Present at the fateful announcement was Montreal dentist Norman Miller, DDS'74, a McGill part-time lecturer. In an interview from his Westmount office, Miller recalls, "I asked what could be done to change the decision. They said, 'Nothing. The money you could raise couldn't possibly be enough.' But they couldn't answer me when I asked how much money would be needed to save the school, because they never thought of the possibility."

Miller organized a committee of fellow lecturers and began a campaign to fight the decision." The benefits of the school go to the public," says Miller. "We thought the public should be informed." Graduates, too, would be affected: Dentistry's closing could decrease the value of the degrees of its 1,900 alumni. The support was immediate. Miller's group raised nearly $20,000 to hire a public relations person to communicate Dentistry's merit. The implications of the loss of Quebec's only anglophone dental school were well covered in the daily media.

After vocal student demonstrations and alumni protestations, the McGill administration came up with a renewal plan for the Faculty in September 1991. It had one year to fulfill eight conditions: decrease the number of students from 26 to 24; develop a master's degree program that would attract research funds; increase faculty research; decrease the salaries of casual lectures; establish criteria for evaluating academic performance; ensure that the dental clinic would become self-financing; arrange to rent clinic and research space at the Montreal General Hospital; and, finally, raise $1.6 million to upgrade equipment.

The apparent stumbling block was the last requirement. But Nicholas Offord, Director of McGill's Development Office at the time, drew up the fundraising game plan. Offord recently told the McGill News, "What we tried to impress on alumni was, 'Are you ready to let the Faculty fall because of $1.6 million?' " "The community put its money where its mouth was," Miller says. "We raised the money in less than six months." In October 1992, Principal Johnston announced that Dentistry had met its conditions and would remain open.

Last September, the Faculty introduced its new McCall Dental Clinic at the Montreal General Hospital. Generosity, and luck, played a large part in the clinic's opening, which offers the latest dental technology at a reduced cost to the public. A significant portion of the facility's funds was donated by McGill philosophy professor Storrs McCall, BA'52, through The McGill Twenty-First Century Fund. Professor McCall says, "I was looking to make a donation in the field of medicine in the name of my parents [G. Ronald McCall, BSc(Arts)'21, MD'39, DipPH'41, and M. Frances McCall, BA'26, MD'42]. And the most pressing need was the dental clinic, which serves the community and had outdated equipment."

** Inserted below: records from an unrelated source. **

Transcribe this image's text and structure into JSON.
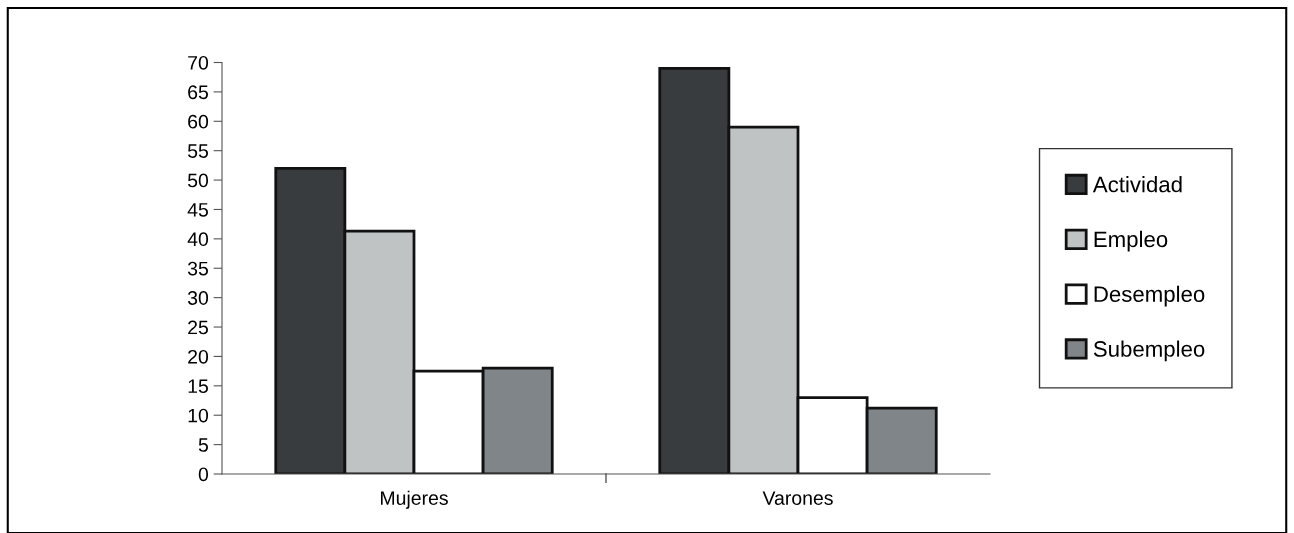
{
  "chart_data": {
    "type": "bar",
    "categories": [
      "Mujeres",
      "Varones"
    ],
    "series": [
      {
        "name": "Actividad",
        "color": "#383c3f",
        "values": [
          52,
          69
        ]
      },
      {
        "name": "Empleo",
        "color": "#c0c3c4",
        "values": [
          41.3,
          59
        ]
      },
      {
        "name": "Desempleo",
        "color": "#ffffff",
        "values": [
          17.5,
          13
        ]
      },
      {
        "name": "Subempleo",
        "color": "#7f8588",
        "values": [
          18,
          11.2
        ]
      }
    ],
    "ylim": [
      0,
      70
    ],
    "yticks": [
      0,
      5,
      10,
      15,
      20,
      25,
      30,
      35,
      40,
      45,
      50,
      55,
      60,
      65,
      70
    ],
    "grid": false,
    "legend": "right"
  }
}
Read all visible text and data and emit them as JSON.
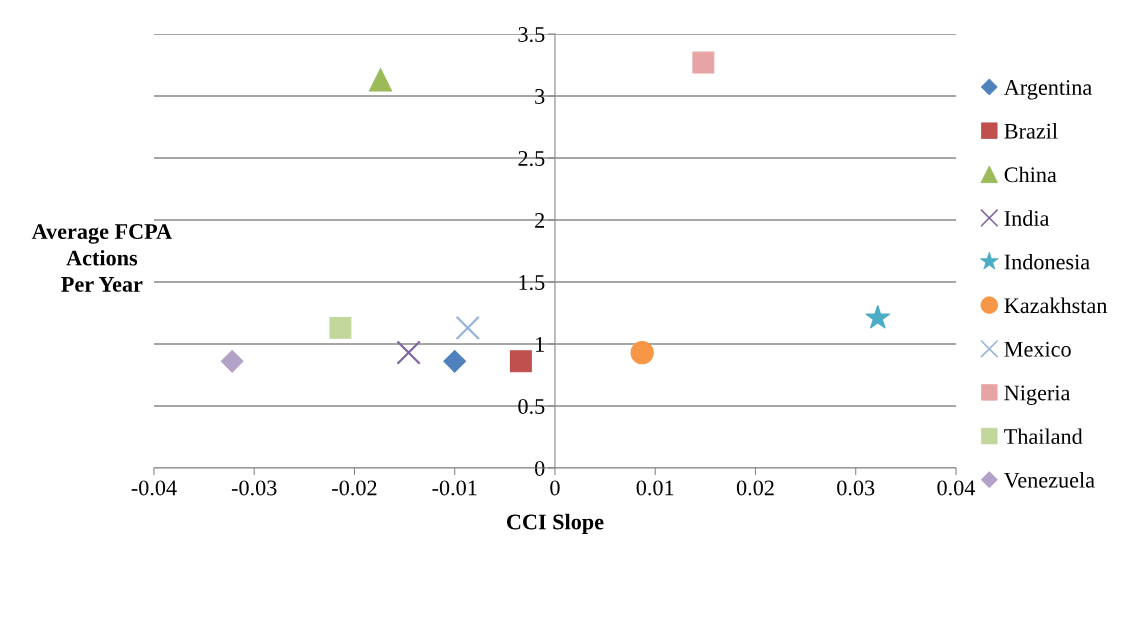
{
  "chart_data": {
    "type": "scatter",
    "xlabel": "CCI Slope",
    "ylabel": "Average FCPA\nActions\nPer Year",
    "xlim": [
      -0.04,
      0.04
    ],
    "xticks": [
      -0.04,
      -0.03,
      -0.02,
      -0.01,
      0,
      0.01,
      0.02,
      0.03,
      0.04
    ],
    "ylim": [
      0,
      3.5
    ],
    "yticks": [
      0,
      0.5,
      1,
      1.5,
      2,
      2.5,
      3,
      3.5
    ],
    "grid": "y",
    "legend": "right",
    "series": [
      {
        "name": "Argentina",
        "color": "#4f81bd",
        "marker": "diamond",
        "x": [
          -0.01
        ],
        "values": [
          0.86
        ]
      },
      {
        "name": "Brazil",
        "color": "#c0504d",
        "marker": "square",
        "x": [
          -0.0034
        ],
        "values": [
          0.86
        ]
      },
      {
        "name": "China",
        "color": "#9bbb59",
        "marker": "triangle",
        "x": [
          -0.0174
        ],
        "values": [
          3.13
        ]
      },
      {
        "name": "India",
        "color": "#8064a2",
        "marker": "cross",
        "x": [
          -0.0146
        ],
        "values": [
          0.93
        ]
      },
      {
        "name": "Indonesia",
        "color": "#4bacc6",
        "marker": "star",
        "x": [
          0.0322
        ],
        "values": [
          1.21
        ]
      },
      {
        "name": "Kazakhstan",
        "color": "#f79646",
        "marker": "circle",
        "x": [
          0.0087
        ],
        "values": [
          0.93
        ]
      },
      {
        "name": "Mexico",
        "color": "#95b3d7",
        "marker": "cross",
        "x": [
          -0.0087
        ],
        "values": [
          1.13
        ]
      },
      {
        "name": "Nigeria",
        "color": "#e6a5a4",
        "marker": "square",
        "x": [
          0.0148
        ],
        "values": [
          3.27
        ]
      },
      {
        "name": "Thailand",
        "color": "#c3d69b",
        "marker": "square",
        "x": [
          -0.0214
        ],
        "values": [
          1.13
        ]
      },
      {
        "name": "Venezuela",
        "color": "#b3a2c7",
        "marker": "diamond",
        "x": [
          -0.0322
        ],
        "values": [
          0.86
        ]
      }
    ]
  }
}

As per the other conditions, the Faculty now joins several Canadian universities in offering a master's program, and has more researchers on staff, including new dean, James Lund. Part-time lecturers earn about half of what they once made. "That wasn't a big deal," says Miller. "Even before, our staff was able to earn much more doing clinical work than teaching. They do it for the benefits of teaching at a university." Miller, who is now the Faculty's first Associate Dean, Community Relations, says, "What we face now is what the University faces: budget cuts."

Dentistry is currently changing its curriculum, and dental students now attend some medical school classes. Their experience can be translated to other struggling areas of McGill, says Miller. "Dentistry needed to change the way it managed itself. I think that if the issue is resources, it's fixable. It boils down to finding alternative solutions."